今の子は「アンパンマン」を20回くらい見ても損はない
いまどうなのか知らないが、ぼくが子どもの頃は夕方になるとテレビでかならず子ども向け番組の再放送をやっていた。ウルトラマンや仮面ライダーのようなものをくりかえし流すのである。その中でもヘビーローテーションされていたのが「トムとジェリー」と「一休さん」である。すくなくともウチのいなかではそうだった。
ぼくにとって「一休さん」は「サザエさん」や「ドラえもん」クラスの説明不要な国民的こども番組だという思い込みがあるのだが、もしかすると説明しないとわかってもらえないのかもしれない。
時は室町時代。お寺に預けられているやんごとなき生まれの小坊主(一休さん)がとんちを使っていろいろなことを解決していくという、健全でまっとうな文部省推薦の児童番組だった。
全エピソードを最低5回は見ていると思うが、あれをくりかえし見たことで、基本的なモラルの背骨のようなものができあがっている。
今でこそ、とびきりキチガイじみた映画やゲームなどもたのしむぼくだが、子どものころに「一休さん」を刷り込まれているので、どれほどアブナイ世界に没入しても、迷子になることはない。イイことはイイ。悪いことは悪いのである。逆に言うと、「一休さん」という絶対安心の命綱に守られているからこそ、どれほどアブナイ闇の奥にも平気で入っていくことができる。
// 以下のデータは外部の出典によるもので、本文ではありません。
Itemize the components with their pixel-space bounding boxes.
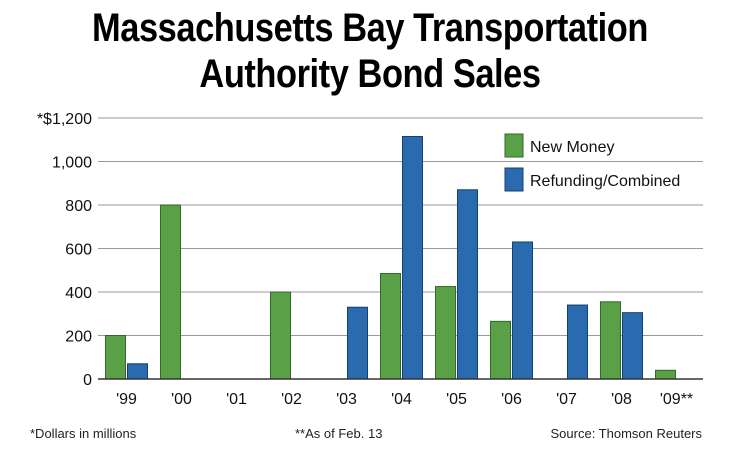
bar-refunding-combined-04 xyxy=(402,135,423,380)
x-tick-label: '06 xyxy=(501,391,522,408)
bar-refunding-combined-08 xyxy=(622,312,643,380)
legend-swatch-refunding-combined xyxy=(504,167,524,192)
y-tick-label: 200 xyxy=(65,329,92,346)
x-tick-label: '01 xyxy=(226,391,247,408)
bar-new-money-08 xyxy=(600,301,621,380)
footnote-units: *Dollars in millions xyxy=(30,426,137,441)
bar-new-money-06 xyxy=(490,320,511,380)
y-tick-label: *$1,200 xyxy=(37,111,92,128)
y-tick-label: 1,000 xyxy=(52,155,92,172)
bar-refunding-combined-06 xyxy=(512,241,533,380)
legend-background xyxy=(494,128,706,152)
bar-new-money-05 xyxy=(435,286,456,380)
legend-label-new-money: New Money xyxy=(530,139,614,156)
bar-new-money-02 xyxy=(270,291,291,380)
x-tick-label: '09** xyxy=(660,391,693,408)
x-tick-label: '02 xyxy=(281,391,302,408)
bar-refunding-combined-03 xyxy=(347,306,368,380)
legend-swatch-new-money xyxy=(504,133,524,158)
bar-refunding-combined-99 xyxy=(127,363,148,380)
x-tick-label: '99 xyxy=(116,391,137,408)
source-note: Source: Thomson Reuters xyxy=(550,426,703,441)
x-tick-label: '04 xyxy=(391,391,412,408)
x-tick-label: '07 xyxy=(556,391,577,408)
y-axis-tick-labels: 0 200 400 600 800 1,000 *$1,200 xyxy=(37,111,92,389)
x-tick-label: '08 xyxy=(611,391,632,408)
bar-new-money-09 xyxy=(655,369,676,380)
x-tick-label: '00 xyxy=(171,391,192,408)
footnote-as-of: **As of Feb. 13 xyxy=(295,426,383,441)
x-axis-tick-labels: '99 '00 '01 '02 '03 '04 '05 '06 '07 '08 '09** xyxy=(116,391,693,408)
bar-new-money-04 xyxy=(380,273,401,380)
y-tick-label: 400 xyxy=(65,285,92,302)
legend: New Money Refunding/Combined xyxy=(494,128,706,192)
legend-label-refunding-combined: Refunding/Combined xyxy=(530,173,680,190)
bar-new-money-00 xyxy=(160,204,181,380)
x-tick-label: '05 xyxy=(446,391,467,408)
y-tick-label: 800 xyxy=(65,198,92,215)
y-tick-label: 600 xyxy=(65,242,92,259)
chart-title-line-1: Massachusetts Bay Transportation xyxy=(92,6,648,50)
chart-title-line-2: Authority Bond Sales xyxy=(199,52,541,96)
bar-refunding-combined-05 xyxy=(457,189,478,380)
y-tick-label: 0 xyxy=(83,372,92,389)
bar-refunding-combined-07 xyxy=(567,304,588,380)
x-tick-label: '03 xyxy=(336,391,357,408)
bar-new-money-99 xyxy=(105,335,126,380)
そして、いつでもアッサリと生還できる。
英語学者 渡部昇一氏の名著『知的生活の方法』(講談社新書)には、子ども時代におなじ本を数え切れないほどくりかえし読むことの重要性がのべられている。渡部氏も、小学校4年生のときに『一休和尚』という少年講談を「なん回読んだかしれない」のだそうだ。
また、それ以上に大きかったのが「半七捕物帳」という勧善懲悪のこどもむけ読み物だという。ほかにもさまざまな捕物帳があり、どれもくりかえし読んだのだが、結局「半七」だけがのこり、大学院に進んでもあきることなくくりかえし読み続けたのだそうだ。
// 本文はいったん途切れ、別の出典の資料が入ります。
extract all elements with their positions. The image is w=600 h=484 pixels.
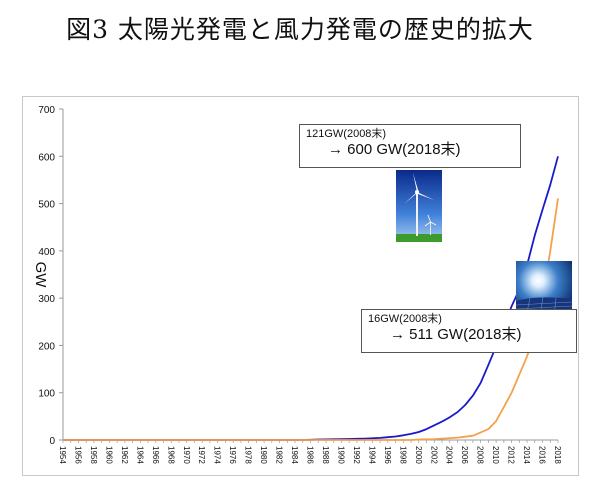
- x-tick-label: 1960: [104, 446, 113, 464]
- x-tick-label: 1962: [120, 446, 129, 464]
- x-tick-label: 2016: [538, 446, 547, 464]
- x-tick-label: 1956: [73, 446, 82, 464]
- x-tick-label: 2014: [522, 446, 531, 464]
- x-tick-label: 1994: [367, 446, 376, 464]
- x-tick-label: 1958: [89, 446, 98, 464]
- y-tick-label: 500: [38, 200, 55, 211]
- wind-annotation-line1: 121GW(2008末): [306, 128, 387, 140]
- wind-annotation-line2: → 600 GW(2018末): [328, 141, 461, 158]
- wind-annotation: 121GW(2008末) → 600 GW(2018末): [299, 124, 521, 168]
- x-tick-label: 1980: [259, 446, 268, 464]
- y-axis-label: GW: [32, 262, 49, 289]
- x-tick-label: 1976: [228, 446, 237, 464]
- y-tick-label: 700: [38, 105, 55, 116]
- x-tick-label: 2008: [476, 446, 485, 464]
- x-tick-label: 1954: [58, 446, 67, 464]
- x-tick-label: 1984: [290, 446, 299, 464]
- y-tick-label: 100: [38, 389, 55, 400]
- x-tick-label: 1974: [213, 446, 222, 464]
- x-tick-label: 2002: [429, 446, 438, 464]
- solar-annotation: 16GW(2008末) → 511 GW(2018末): [361, 309, 577, 353]
- x-tick-label: 2004: [445, 446, 454, 464]
- series-line-1: [63, 198, 559, 441]
- x-tick-label: 1966: [151, 446, 160, 464]
- series-line-0: [63, 156, 559, 441]
- x-tick-label: 1978: [244, 446, 253, 464]
- x-tick-label: 1970: [182, 446, 191, 464]
- x-tick-label: 2000: [414, 446, 423, 464]
- y-tick-label: 0: [49, 436, 55, 447]
- x-tick-label: 2010: [491, 446, 500, 464]
- y-tick-label: 400: [38, 247, 55, 258]
- y-tick-label: 600: [38, 152, 55, 163]
- x-tick-label: 1982: [275, 446, 284, 464]
- x-tick-label: 1998: [398, 446, 407, 464]
- chart-title: 図3 太陽光発電と風力発電の歴史的拡大: [66, 15, 534, 44]
- x-tick-label: 2012: [507, 446, 516, 464]
- x-tick-label: 1964: [135, 446, 144, 464]
- x-tick-label: 1990: [336, 446, 345, 464]
- x-tick-label: 1986: [306, 446, 315, 464]
- wind-turbine-photo: [396, 170, 442, 242]
- x-tick-label: 1972: [197, 446, 206, 464]
- x-tick-label: 1992: [352, 446, 361, 464]
- y-tick-label: 300: [38, 294, 55, 305]
- solar-annotation-line1: 16GW(2008末): [368, 313, 442, 325]
- x-tick-label: 2006: [460, 446, 469, 464]
- x-tick-label: 1988: [321, 446, 330, 464]
- solar-annotation-line2: → 511 GW(2018末): [390, 326, 522, 343]
- line-chart: 0 100 200 300 400 500 600 700 GW 1954 1956 1958 1960…: [32, 105, 562, 464]
- x-tick-label: 1968: [166, 446, 175, 464]
- y-tick-label: 200: [38, 341, 55, 352]
- x-tick-label: 1996: [383, 446, 392, 464]
- x-tick-label: 2018: [553, 446, 562, 464]
- chart-area: 0 100 200 300 400 500 600 700 GW 1954 1956 1958 1960…: [22, 96, 579, 476]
年をとれば不健全なものも、変態がかったものも、気味悪いものもよいと思うが、最初に趣味が形成されるときは、常識的な変態的なところのないのがよい
と書かれている。また「少年のころに芥川などを読んでいた近所の早熟少年は、中学時代に痴漢となった」ともある。渡部さんが芥川龍之介をおもしろいと感じだしたのは30歳をすぎてからだそうだ。
この記事をかきはじめたときには渡部氏の『知的生活の方法』のことは頭になかった。「今でこそ、とびきりキチガイじみた映画やゲームなどもたのしむぼくだが...」と書いたときにはまだ『知的生活の方法』をひらいておらず、上記の引用にも気づいてない。
そのあとで、ふとこの本を探し出してきて上記の箇所にであい「なんだ、おなじことが書かれているじゃないか」と思ったのである。現代なら「アンパンマン」がその役割を果たしているのかもしれない。ならば、今の子は20回くらい見ても損はない。